The averaging strategy rolling geometric average with a window size of one year which corresponds to taking last year’s estimate i.e. assumes 0% growth works extremely well as shown in the figures above for quite some stocks. To understand on why this is the case it is very instructive to compare the securities for which the last year’s estimate was best vs. securities for which the rolling ema over a window size of 5 year was best to estimate next year’s dividend growth. Let’s first consider and example for which the ema filtering works best. In the upper plot of the figure below you can see the real dividend growth (red line) vs the ema estimate (grey line) with a rolling window size of 5 years for the security VYM. As you can see the gray line tracks the red line quite close. Unsurprisingly, the root mean square deviation (RMSD) is only around 4% with this security and also best for this security as the lower plot of the visualization of the RMSDs for all potential estimation techniques nicely shows.

Figure 6:

Now, let’s consider the same plots for security NWL in the figure below.

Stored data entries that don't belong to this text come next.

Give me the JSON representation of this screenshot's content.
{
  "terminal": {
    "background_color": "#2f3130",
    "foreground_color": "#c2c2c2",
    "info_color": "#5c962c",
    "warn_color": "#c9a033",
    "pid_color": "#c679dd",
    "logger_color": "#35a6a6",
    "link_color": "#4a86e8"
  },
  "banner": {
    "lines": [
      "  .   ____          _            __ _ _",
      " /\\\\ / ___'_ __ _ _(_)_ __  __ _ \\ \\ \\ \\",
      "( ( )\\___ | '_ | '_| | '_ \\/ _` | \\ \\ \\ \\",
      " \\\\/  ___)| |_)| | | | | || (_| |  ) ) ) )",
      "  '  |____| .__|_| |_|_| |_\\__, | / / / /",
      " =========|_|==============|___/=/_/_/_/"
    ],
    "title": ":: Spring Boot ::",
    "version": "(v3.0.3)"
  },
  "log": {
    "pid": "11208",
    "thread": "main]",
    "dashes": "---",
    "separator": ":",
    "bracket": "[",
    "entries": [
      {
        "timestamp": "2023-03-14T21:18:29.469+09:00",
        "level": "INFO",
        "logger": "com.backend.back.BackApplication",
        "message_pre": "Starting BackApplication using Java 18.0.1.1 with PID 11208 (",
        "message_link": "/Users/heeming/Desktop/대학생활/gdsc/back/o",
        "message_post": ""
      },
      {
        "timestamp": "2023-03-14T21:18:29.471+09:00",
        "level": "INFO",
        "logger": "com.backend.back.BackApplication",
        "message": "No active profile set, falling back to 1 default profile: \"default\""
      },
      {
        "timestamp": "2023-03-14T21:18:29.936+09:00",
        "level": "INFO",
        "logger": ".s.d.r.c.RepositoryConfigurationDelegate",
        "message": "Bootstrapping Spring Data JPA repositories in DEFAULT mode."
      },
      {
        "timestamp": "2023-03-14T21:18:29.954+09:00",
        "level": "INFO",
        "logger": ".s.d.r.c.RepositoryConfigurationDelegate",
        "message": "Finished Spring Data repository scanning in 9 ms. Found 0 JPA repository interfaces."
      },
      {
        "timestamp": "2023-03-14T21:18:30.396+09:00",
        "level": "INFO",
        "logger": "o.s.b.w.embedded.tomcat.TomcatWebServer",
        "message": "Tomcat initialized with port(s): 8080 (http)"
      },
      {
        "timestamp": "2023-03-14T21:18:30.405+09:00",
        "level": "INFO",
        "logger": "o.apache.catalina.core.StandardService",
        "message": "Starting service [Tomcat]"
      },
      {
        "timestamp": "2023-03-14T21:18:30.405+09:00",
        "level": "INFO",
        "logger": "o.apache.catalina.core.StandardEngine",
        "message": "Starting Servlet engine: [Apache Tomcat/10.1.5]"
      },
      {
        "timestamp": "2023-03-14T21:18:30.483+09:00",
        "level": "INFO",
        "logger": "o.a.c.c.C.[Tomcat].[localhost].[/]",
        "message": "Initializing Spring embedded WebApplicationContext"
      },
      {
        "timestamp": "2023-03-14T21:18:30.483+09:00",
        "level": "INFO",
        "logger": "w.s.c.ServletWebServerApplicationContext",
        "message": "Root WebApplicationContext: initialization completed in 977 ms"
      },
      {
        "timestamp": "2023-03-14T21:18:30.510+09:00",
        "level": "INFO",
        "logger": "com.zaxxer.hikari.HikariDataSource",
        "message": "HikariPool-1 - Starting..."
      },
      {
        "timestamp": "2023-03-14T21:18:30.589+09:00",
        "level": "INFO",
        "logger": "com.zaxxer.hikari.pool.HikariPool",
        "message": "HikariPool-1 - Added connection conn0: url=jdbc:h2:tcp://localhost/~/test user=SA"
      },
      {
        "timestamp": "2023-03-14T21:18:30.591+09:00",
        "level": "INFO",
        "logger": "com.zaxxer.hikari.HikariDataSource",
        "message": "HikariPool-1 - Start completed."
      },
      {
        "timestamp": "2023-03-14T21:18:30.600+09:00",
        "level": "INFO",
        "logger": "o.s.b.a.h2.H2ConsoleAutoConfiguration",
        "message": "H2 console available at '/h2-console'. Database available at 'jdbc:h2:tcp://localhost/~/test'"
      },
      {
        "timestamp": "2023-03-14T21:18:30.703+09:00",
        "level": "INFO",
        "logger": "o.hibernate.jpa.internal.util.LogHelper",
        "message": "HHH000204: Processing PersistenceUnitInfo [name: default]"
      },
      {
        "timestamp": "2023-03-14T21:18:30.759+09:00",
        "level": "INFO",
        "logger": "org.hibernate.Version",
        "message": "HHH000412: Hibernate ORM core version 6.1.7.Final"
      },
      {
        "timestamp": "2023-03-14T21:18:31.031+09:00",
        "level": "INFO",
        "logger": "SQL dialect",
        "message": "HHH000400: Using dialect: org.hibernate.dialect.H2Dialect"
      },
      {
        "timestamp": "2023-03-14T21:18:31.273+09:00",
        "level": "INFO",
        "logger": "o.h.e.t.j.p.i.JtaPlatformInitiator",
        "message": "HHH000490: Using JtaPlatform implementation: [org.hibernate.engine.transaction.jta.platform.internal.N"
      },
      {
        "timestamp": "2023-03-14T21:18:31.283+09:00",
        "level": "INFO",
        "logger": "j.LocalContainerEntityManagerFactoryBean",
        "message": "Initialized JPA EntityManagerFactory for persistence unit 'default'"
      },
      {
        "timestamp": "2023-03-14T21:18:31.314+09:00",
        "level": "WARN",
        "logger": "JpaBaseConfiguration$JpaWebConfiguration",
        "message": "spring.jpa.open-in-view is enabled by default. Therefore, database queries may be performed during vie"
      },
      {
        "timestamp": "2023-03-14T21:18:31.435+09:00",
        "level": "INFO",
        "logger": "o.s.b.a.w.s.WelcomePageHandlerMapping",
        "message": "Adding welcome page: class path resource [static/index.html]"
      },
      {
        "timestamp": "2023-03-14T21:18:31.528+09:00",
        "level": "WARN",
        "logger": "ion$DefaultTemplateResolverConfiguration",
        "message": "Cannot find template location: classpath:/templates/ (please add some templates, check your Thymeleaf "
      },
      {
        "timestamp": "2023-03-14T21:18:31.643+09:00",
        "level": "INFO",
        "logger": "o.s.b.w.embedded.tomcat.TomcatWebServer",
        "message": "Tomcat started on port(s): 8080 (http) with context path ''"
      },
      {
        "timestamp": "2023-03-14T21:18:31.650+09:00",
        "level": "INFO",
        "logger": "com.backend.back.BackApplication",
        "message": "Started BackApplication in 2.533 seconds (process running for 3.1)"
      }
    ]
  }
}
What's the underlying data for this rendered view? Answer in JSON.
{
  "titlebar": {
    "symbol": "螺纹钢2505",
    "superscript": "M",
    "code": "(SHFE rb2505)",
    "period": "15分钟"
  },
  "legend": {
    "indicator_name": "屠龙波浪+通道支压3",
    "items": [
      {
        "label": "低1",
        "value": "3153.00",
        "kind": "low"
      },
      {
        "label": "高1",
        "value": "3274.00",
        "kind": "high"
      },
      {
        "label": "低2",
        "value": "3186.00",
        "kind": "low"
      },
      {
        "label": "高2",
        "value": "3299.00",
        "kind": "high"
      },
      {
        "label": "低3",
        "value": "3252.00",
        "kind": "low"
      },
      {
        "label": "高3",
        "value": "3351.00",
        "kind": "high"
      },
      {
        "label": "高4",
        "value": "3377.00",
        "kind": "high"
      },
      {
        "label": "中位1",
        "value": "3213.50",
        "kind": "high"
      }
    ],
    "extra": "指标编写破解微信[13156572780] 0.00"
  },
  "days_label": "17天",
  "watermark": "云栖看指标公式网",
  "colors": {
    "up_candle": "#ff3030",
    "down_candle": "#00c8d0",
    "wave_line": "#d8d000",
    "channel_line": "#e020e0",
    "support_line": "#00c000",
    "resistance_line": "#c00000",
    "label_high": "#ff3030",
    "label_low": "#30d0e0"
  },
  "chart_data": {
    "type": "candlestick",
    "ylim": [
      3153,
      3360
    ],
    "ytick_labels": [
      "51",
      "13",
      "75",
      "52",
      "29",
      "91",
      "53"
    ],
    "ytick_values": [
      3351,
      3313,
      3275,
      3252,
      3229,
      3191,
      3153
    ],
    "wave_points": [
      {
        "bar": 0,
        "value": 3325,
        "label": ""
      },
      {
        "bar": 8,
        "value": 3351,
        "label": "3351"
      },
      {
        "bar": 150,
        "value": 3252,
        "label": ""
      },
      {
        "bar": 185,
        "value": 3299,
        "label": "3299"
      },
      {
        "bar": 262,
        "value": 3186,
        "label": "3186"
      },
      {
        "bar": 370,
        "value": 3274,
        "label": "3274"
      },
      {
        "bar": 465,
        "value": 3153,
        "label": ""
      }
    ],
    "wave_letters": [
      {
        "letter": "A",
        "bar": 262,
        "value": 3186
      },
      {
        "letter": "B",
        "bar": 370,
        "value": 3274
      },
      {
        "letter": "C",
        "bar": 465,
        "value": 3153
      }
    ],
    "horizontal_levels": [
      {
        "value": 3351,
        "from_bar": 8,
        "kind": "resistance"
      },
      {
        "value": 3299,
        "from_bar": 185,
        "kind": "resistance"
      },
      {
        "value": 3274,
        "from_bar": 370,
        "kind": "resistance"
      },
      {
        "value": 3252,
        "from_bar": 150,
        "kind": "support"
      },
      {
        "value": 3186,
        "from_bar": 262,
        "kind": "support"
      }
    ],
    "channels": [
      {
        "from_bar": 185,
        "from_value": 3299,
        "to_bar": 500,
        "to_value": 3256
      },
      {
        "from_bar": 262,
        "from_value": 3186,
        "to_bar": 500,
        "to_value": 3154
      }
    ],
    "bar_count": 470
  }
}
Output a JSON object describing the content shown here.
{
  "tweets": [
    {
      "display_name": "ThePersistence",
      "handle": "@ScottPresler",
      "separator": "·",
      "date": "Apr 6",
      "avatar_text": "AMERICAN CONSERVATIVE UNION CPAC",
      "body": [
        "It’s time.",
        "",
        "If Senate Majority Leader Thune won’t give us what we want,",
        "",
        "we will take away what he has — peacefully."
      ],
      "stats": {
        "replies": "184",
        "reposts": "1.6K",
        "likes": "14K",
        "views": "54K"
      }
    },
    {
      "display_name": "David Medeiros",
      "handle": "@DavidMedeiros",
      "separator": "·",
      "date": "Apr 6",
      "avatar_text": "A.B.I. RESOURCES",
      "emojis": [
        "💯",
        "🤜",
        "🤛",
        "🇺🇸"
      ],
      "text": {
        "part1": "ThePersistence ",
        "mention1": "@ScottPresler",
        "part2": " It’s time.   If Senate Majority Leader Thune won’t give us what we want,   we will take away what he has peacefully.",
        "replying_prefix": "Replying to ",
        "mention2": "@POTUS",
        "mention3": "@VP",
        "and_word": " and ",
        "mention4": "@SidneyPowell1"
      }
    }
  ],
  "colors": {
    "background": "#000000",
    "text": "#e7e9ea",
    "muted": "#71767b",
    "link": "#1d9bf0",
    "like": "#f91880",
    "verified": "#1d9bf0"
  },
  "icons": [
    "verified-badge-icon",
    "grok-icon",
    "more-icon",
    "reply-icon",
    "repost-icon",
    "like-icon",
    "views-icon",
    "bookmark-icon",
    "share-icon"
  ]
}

As you can see in the upper plot there are several peaks in the dividend growth graph (red line) that are badly tracked by the estimate (grey line). What makes it worse is that there is some kind of zigzagging motion of the real dividend growth. This makes the estimate deviate not only while the peak occurs but also in the ensuing year. This behavior is responsible that assuming 0% growth in the ensuing year is superior for those stocks as visualized in the lower plot with the RMSD values for all potential filter techniques. As can be seen the RMSDs are very high for all filtering techniques in this scenario. Nevertheless assuming 0% growth trumps the others.

Figure 7

Conclusion

By comparing the different filter techniques and different window sizes by using the RMSD over different portfolios we could find the two best averaging techniques namely either rolling ema dividend growth per year with a window size of five years and rolling geometric average dividends growth per year with a window size of 1 i.e. assuming zero growth. We could show that assuming zero growth works best if there are a lot of fluctuation in the dividend growth rate. The question arises whether instead of just using one of two filtering techniques it wouldn’t be better to use a combined adaptive approach. This topic is planned to be analyzed in the next blog entry.